Washington’s military career begins

Washington also succeeded to Lawrence’s militia office. Governor Robert Dinwiddie first appointed him adjutant for the southern district of the colony’s militia, but soon conferred on him Lawrence’s adjutancy for the Northern Neck and Eastern Shore. And so it happened that in 1753 the governor sent 21-year-old George Washington to warn French troops stationed north of the forks of the Ohio River (modern Pittsburgh) that they were encroaching on territory claimed by Virginia. 

The French ignored the admonition, and the mission failed. Nonetheless, when Washington returned, Governor Dinwiddie instructed Williamsburg printer William Hunter to publish his official report as The Journal of Major George Washington, thus making the young officer well known at home and abroad.

In terms the years between 1753 onward are fairly well known as his resentment to the British Crown and events leading to the eventual War of Independance and onto become the first President of the United States of America.

Of course what is less well known is George Washington’s connection to Freemasonry. Some researchers have even tried to assert that Washington was not really a member or that he distanced himself. These assertions are usually based on a single correspondence between a leading Pastor and Washington after he is sworn in as President.  You can read Mr. Snyder’s letter in his own handwriting here.

George Washington’s responses to Mr. Snyder’s letters are here (scan almost unreadable).

To summarize Washington writes to thank Mr. Snyder for the book (Proofs of a Conspiracy…. by John Robison) and that he did not get the chance to read it, but he is satisfied that the ideals and aims of the “Illuminati” have not made it into Masonic Lodges in the US.

The funny part is that when Mr. Snyder wrote this letter to Washington warning him of the danger of the Illuminati, the danger was already past. The Bavarian Illuminati had been exposed and dismantled and jailed the year before Robison published his book. 

Some have even gone so far, based on the language of Washington’s letter referenced above that Washington did not approve or associate with Freemasons. Yet one cannot escape the reality that Washington laid both the Capitol and White House cornerstone’s in full Masonic regalia and participated in the ceremony. 

Throughout his life he was keenly aware of masonic principles and spoke often about them. In many letters and correspondence he often referred to God as the Great Architect of the Universe. During the War of Independence most of his closest advisors and field generals were Freemasons, about 75%. One notable among this group is Benedict Arnold. Of course we know the story and betrayal. In fact there is evidence that Arnold’s name was not only lined out of the book of members, that he was a member of, but almost scratched beyond recognition and the word traitor written in at some point after.

WB Chris Hodapp of Freemasons for Dummies did this interesting write up of Benedict Arnold’s final resting place a few years back.

Washington was of course elected Charter Master of a Lodge which subsequently changed their name to Alexandria-Washington Lodge № 22. Washington never presided over this Lodge while Master, the Sr. Warden served as Master pro tem. for the duration of Washington’s term.

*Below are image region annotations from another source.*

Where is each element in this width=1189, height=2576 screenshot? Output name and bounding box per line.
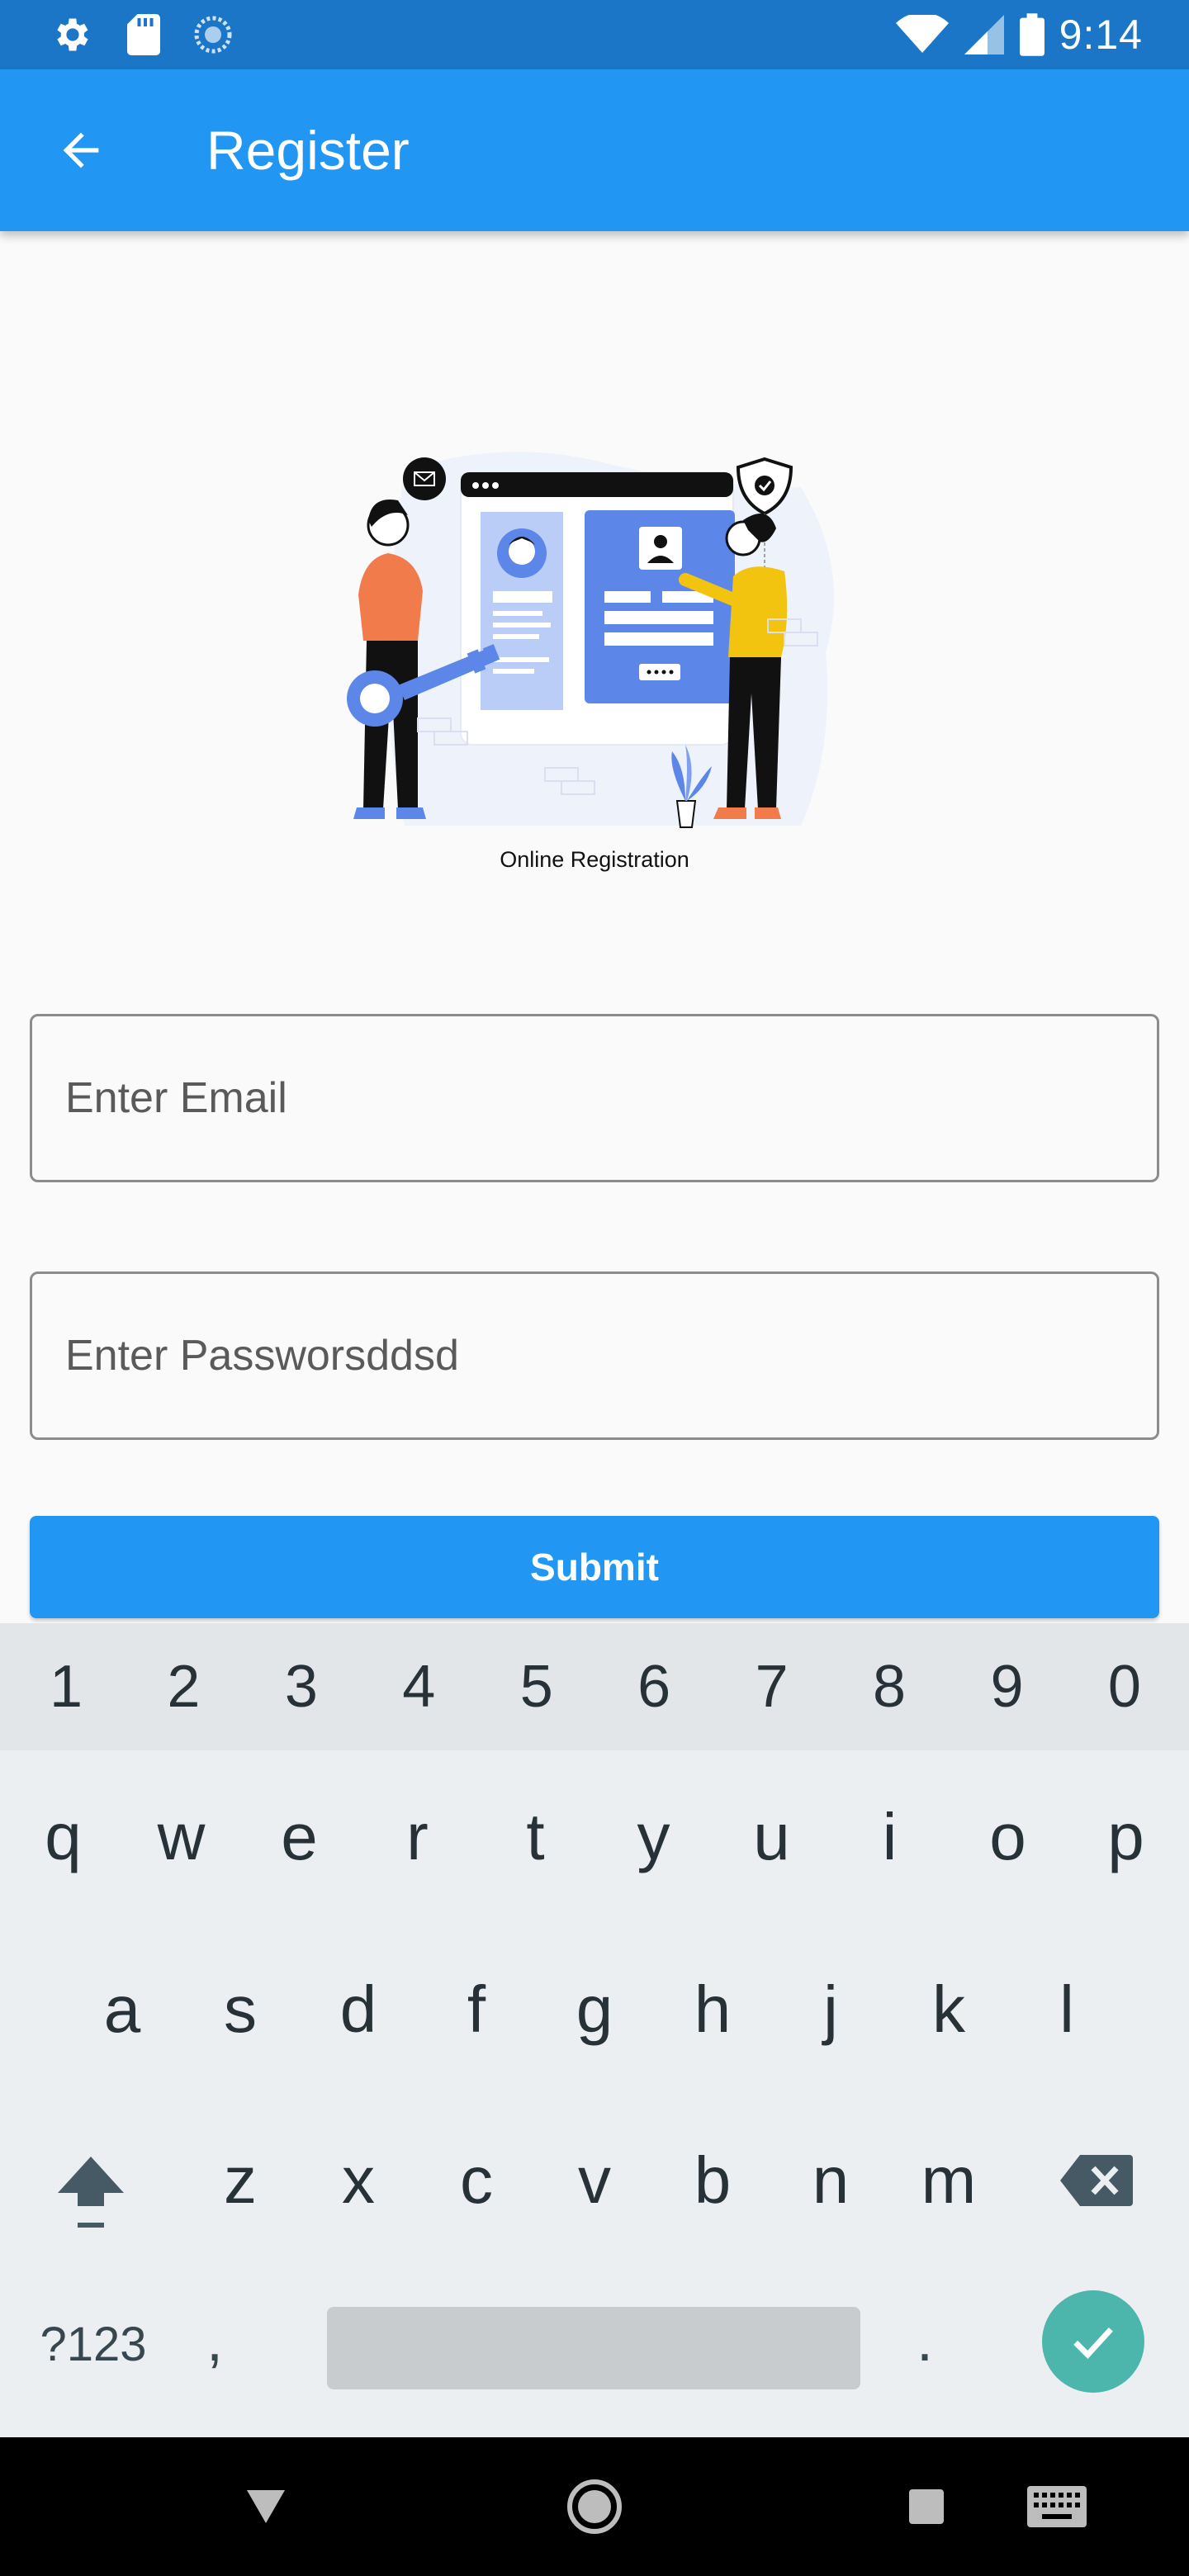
- enter-key[interactable]: [1042, 2290, 1144, 2393]
- wifi-icon: [895, 15, 949, 54]
- key-row-3: z x c v b n m: [0, 2095, 1189, 2266]
- key-e[interactable]: e: [240, 1799, 358, 1875]
- shift-key[interactable]: [51, 2150, 130, 2233]
- key-q[interactable]: q: [4, 1799, 122, 1875]
- key-u[interactable]: u: [713, 1799, 831, 1875]
- key-o[interactable]: o: [949, 1799, 1067, 1875]
- key-9[interactable]: 9: [974, 1653, 1040, 1721]
- key-n[interactable]: n: [772, 2143, 890, 2218]
- page-title: Register: [206, 120, 410, 181]
- back-triangle-icon: [247, 2490, 285, 2523]
- sd-card-icon: [127, 14, 160, 55]
- back-button[interactable]: [35, 104, 127, 197]
- key-c[interactable]: c: [418, 2143, 536, 2218]
- key-row-1: q w e r t y u i o p: [0, 1750, 1189, 1924]
- key-0[interactable]: 0: [1092, 1653, 1158, 1721]
- app-bar: Register: [0, 69, 1189, 231]
- key-v[interactable]: v: [536, 2143, 654, 2218]
- email-input[interactable]: [32, 1016, 1157, 1180]
- key-l[interactable]: l: [1008, 1972, 1126, 2048]
- key-a[interactable]: a: [64, 1972, 182, 2048]
- key-z[interactable]: z: [182, 2143, 300, 2218]
- key-x[interactable]: x: [300, 2143, 418, 2218]
- key-h[interactable]: h: [654, 1972, 772, 2048]
- signal-icon: [964, 15, 1005, 54]
- submit-button[interactable]: Submit: [30, 1516, 1159, 1618]
- key-1[interactable]: 1: [33, 1653, 99, 1721]
- key-row-2: a s d f g h j k l: [0, 1924, 1189, 2095]
- recents-square-icon: [909, 2489, 944, 2524]
- nav-keyboard-button[interactable]: [1024, 2474, 1090, 2540]
- key-8[interactable]: 8: [856, 1653, 922, 1721]
- backspace-key[interactable]: [1060, 2155, 1133, 2206]
- illustration-caption: Online Registration: [500, 847, 689, 872]
- arrow-back-icon: [63, 132, 99, 168]
- keyboard-icon: [1027, 2486, 1087, 2527]
- key-t[interactable]: t: [476, 1799, 594, 1875]
- key-i[interactable]: i: [831, 1799, 949, 1875]
- key-w[interactable]: w: [122, 1799, 240, 1875]
- key-j[interactable]: j: [772, 1972, 890, 2048]
- key-d[interactable]: d: [300, 1972, 418, 2048]
- comma-key[interactable]: ,: [206, 2307, 272, 2375]
- space-key[interactable]: [327, 2307, 860, 2389]
- home-circle-icon: [567, 2479, 622, 2534]
- key-4[interactable]: 4: [386, 1653, 452, 1721]
- check-icon: [1073, 2327, 1113, 2360]
- battery-icon: [1019, 13, 1045, 56]
- key-r[interactable]: r: [358, 1799, 476, 1875]
- key-k[interactable]: k: [890, 1972, 1008, 2048]
- key-b[interactable]: b: [654, 2143, 772, 2218]
- navigation-bar: [0, 2437, 1189, 2576]
- key-m[interactable]: m: [890, 2143, 1008, 2218]
- key-3[interactable]: 3: [268, 1653, 334, 1721]
- status-bar: 9:14: [0, 0, 1189, 69]
- clock: 9:14: [1059, 12, 1143, 58]
- nav-back-button[interactable]: [233, 2474, 299, 2540]
- period-key[interactable]: .: [917, 2307, 983, 2375]
- soft-keyboard: 1 2 3 4 5 6 7 8 9 0 q w e r t y u i o p …: [0, 1623, 1189, 2437]
- email-field[interactable]: [30, 1014, 1159, 1182]
- sync-icon: [193, 15, 233, 54]
- nav-recents-button[interactable]: [893, 2474, 959, 2540]
- password-input[interactable]: [32, 1274, 1157, 1437]
- number-row: 1 2 3 4 5 6 7 8 9 0: [0, 1623, 1189, 1750]
- key-f[interactable]: f: [418, 1972, 536, 2048]
- key-row-4: ?123 , .: [0, 2266, 1189, 2437]
- key-y[interactable]: y: [594, 1799, 713, 1875]
- settings-icon: [51, 13, 94, 56]
- registration-illustration: [339, 438, 850, 834]
- password-field[interactable]: [30, 1271, 1159, 1440]
- key-5[interactable]: 5: [504, 1653, 570, 1721]
- key-s[interactable]: s: [182, 1972, 300, 2048]
- backspace-icon: [1060, 2155, 1133, 2206]
- symbols-key[interactable]: ?123: [31, 2317, 155, 2372]
- key-6[interactable]: 6: [621, 1653, 687, 1721]
- shift-icon: [58, 2157, 124, 2228]
- key-2[interactable]: 2: [150, 1653, 216, 1721]
- nav-home-button[interactable]: [561, 2474, 628, 2540]
- key-p[interactable]: p: [1067, 1799, 1185, 1875]
- key-7[interactable]: 7: [739, 1653, 805, 1721]
- key-g[interactable]: g: [536, 1972, 654, 2048]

If you’re ever in Washington DC or Alexandria right across the Potomac you can visit the George Washington Masonic Memorial. Tour and hours of operation can be found on their website here. 

One thing that was true about George Washington, from all sources that knew him personally,  was that he was a man of honor and integrity. He went to great lengths to always uphold civility and manners. He personified Masonic ideals and truths, truths that even today are needed and necessary.